Jack of the River compounded his goal-to-defend mistake by keeping his offense on the ground in the third quarter, which would turn out to be the final time Denver had the wind. As New England was outscoring Denver 21-0 in the third quarter, the Broncos ran eight rushing plays and four passing plays, never attempting a deep throw. True, rushing was attractive -- New England was playing a funky 2-4-5 alignment intended to frustrate Manning, offering Denver the run. On the night, the Broncos would rush for 280 yards, and few NFL teams that post that kind of number end up losing.

But in the third quarter, Denver wasted its last good chance to strike deep. Denver would throw deep against the wind five times in the fourth and fifth quarters, all incomplete. Tom Brady has experience throwing against swirling Christmas-is-coming cold wind, and was close to flawless into the wind in the third quarter. Eli Manning has experience throwing into cold wind. Peyton Manning doesn't.

Exploiting the fourth-quarter wind edge, New England sent the contest to overtime. The home team won the second coin flip -- and Belichick took the wind. In the NCAA overtime format, coaches winning the flip almost always defer. In the NFL format, flip-winning coaches almost always take the ball. Belichick understood that wind was more important than the ball at that juncture. Would Del Rio have taken the wind if he'd won the flip? We'll never know. We do know that in a game where the visitors seemed to have better players, the home team had better coaching.

On the subject of those in cleats, reader Kevin Bryan of Chicago reports, "The Pats have been decimated by injuries, leading to a profusion of the sort of undrafted players whom you admire. The current 53-man roster includes 18 undrafted men. There are as many undrafted players on the New England roster as first-, second- and third-round picks combined."

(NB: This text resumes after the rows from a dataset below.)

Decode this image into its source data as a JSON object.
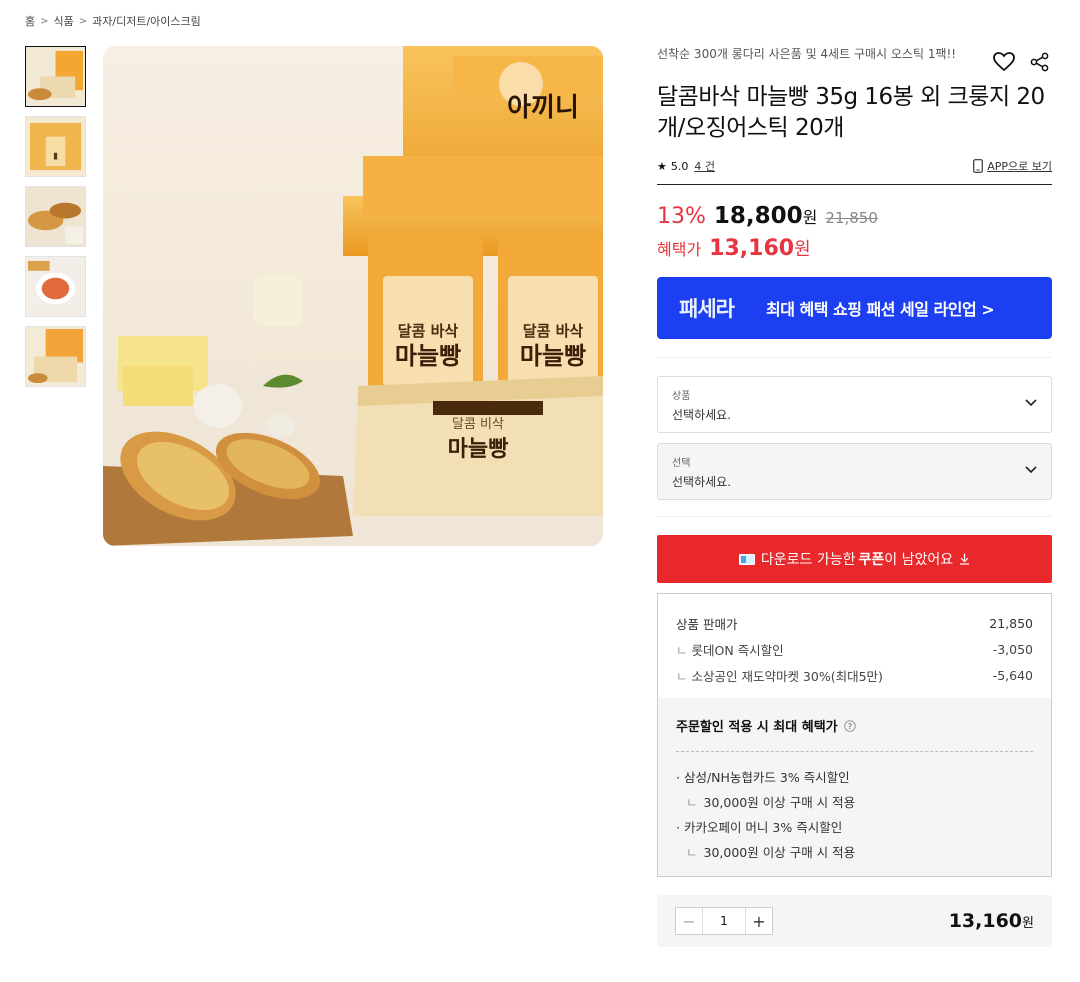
{
  "breadcrumb": {
    "items": [
      "홈",
      "식품",
      "과자/디저트/아이스크림"
    ],
    "separator": ">"
  },
  "gallery": {
    "thumbnail_count": 5,
    "active_index": 0,
    "main_image_text": {
      "brand": "아끼니",
      "box_label_top": "달콤 비삭",
      "box_label_main": "마늘빵",
      "bag_label_top": "달콤 바삭",
      "bag_label_main": "마늘빵"
    }
  },
  "product": {
    "promo_text": "선착순 300개 롱다리 사은품 및 4세트 구매시 오스틱 1팩!!",
    "title": "달콤바삭 마늘빵 35g 16봉 외 크룽지 20개/오징어스틱 20개",
    "rating": "5.0",
    "review_count": "4 건",
    "app_link": "APP으로 보기",
    "discount": "13%",
    "price": "18,800",
    "won": "원",
    "original_price": "21,850",
    "benefit_label": "혜택가",
    "benefit_price": "13,160",
    "benefit_won": "원"
  },
  "banner": {
    "logo": "패세라",
    "text": "최대 혜택 쇼핑 패션 세일 라인업 >",
    "color": "#1c3ff2"
  },
  "options": [
    {
      "label": "상품",
      "value": "선택하세요."
    },
    {
      "label": "선택",
      "value": "선택하세요."
    }
  ],
  "coupon": {
    "prefix": "다운로드 가능한",
    "bold": "쿠폰",
    "suffix": "이 남았어요",
    "color": "#e8282b"
  },
  "price_box": {
    "lines": [
      {
        "label": "상품 판매가",
        "value": "21,850"
      },
      {
        "label": "롯데ON 즉시할인",
        "value": "-3,050"
      },
      {
        "label": "소상공인 재도약마켓 30%(최대5만)",
        "value": "-5,640"
      }
    ],
    "max_benefit_title": "주문할인 적용 시 최대 혜택가",
    "benefits": [
      {
        "text": "· 삼성/NH농협카드 3% 즉시할인",
        "condition": "30,000원 이상 구매 시 적용"
      },
      {
        "text": "· 카카오페이 머니 3% 즉시할인",
        "condition": "30,000원 이상 구매 시 적용"
      }
    ]
  },
  "order": {
    "quantity": "1",
    "minus": "−",
    "plus": "+",
    "total": "13,160",
    "won": "원"
  }
}
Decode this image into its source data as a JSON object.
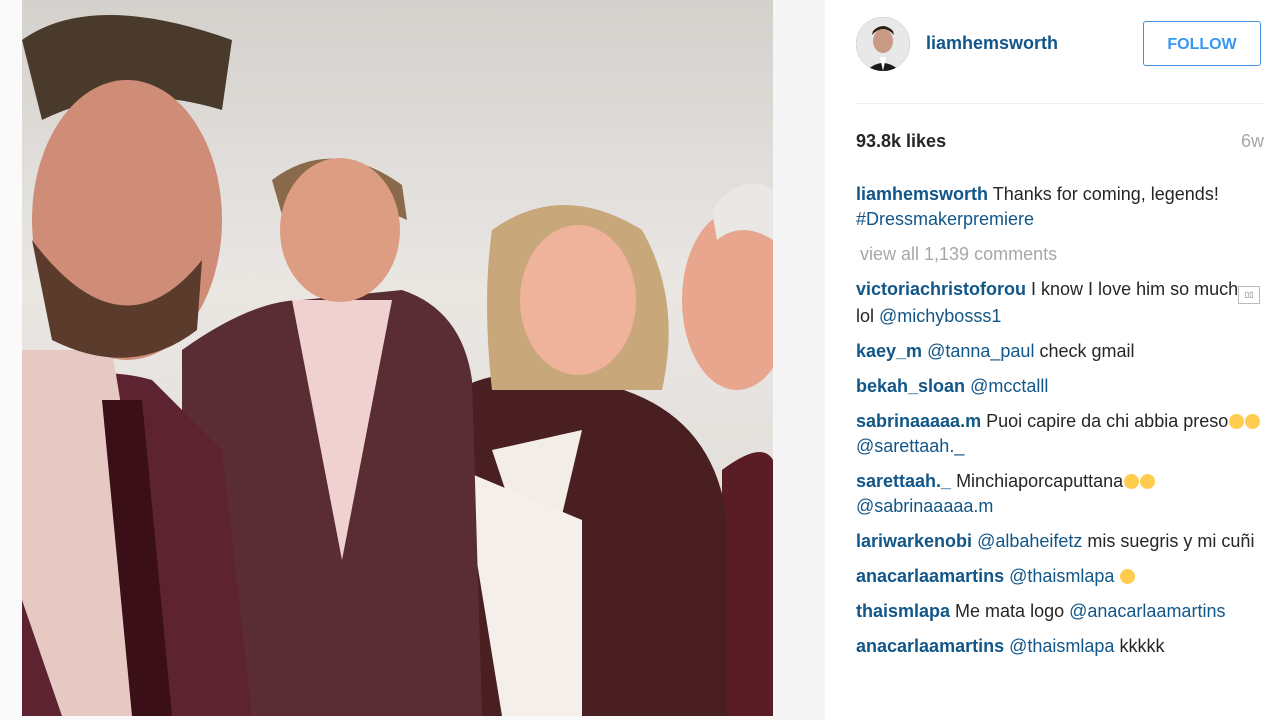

Bear in Mind, Jimmy Stewart Was Not an Actual Senator: Last week the Senate changed the filibuster rule such that most presidential nominees can be confirmed by a majority; 60 votes are no longer required. It would be tempting to think that smooth-flowing efficiency will now break out. The new rule allows 30 hours of floor debate for appellate judges and cabinet secretaries, two to eight hours for others. There is such a backlog of nominees awaiting confirmation that if the minority invokes maximum debate time on each one, the Senate floor will be paralyzed for a year -- the longest filibuster ever.

In the wake of the decision, pundits harked back to Jimmy Stewart bringing the Senate to a halt in "Mr. Smith Goes to Washington." That dramatic filibuster, in which Stewart faints from exhaustion, has become such a part of American political lore that it's important to bear in mind, this never happened.

In Frank Capra's 1939 movie, the earnest Mr. Smith isn't elected to the Senate. Rather, he was appointed to an open seat by a cynical governor who wants to divert attention from his own corruption. From whence Smith hails is never made clear, though the movie's subject is personal courage, Capra didn't want to offend audiences in any particular state. What does Mr. Smith filibuster about in this cinematic classic? Not any great issue such as civil rights, war or peace. He wants to prevent a dam from being built upriver of land reserved for a boys camp. Today it would be impossible to get environmental permits to build a dam anyway!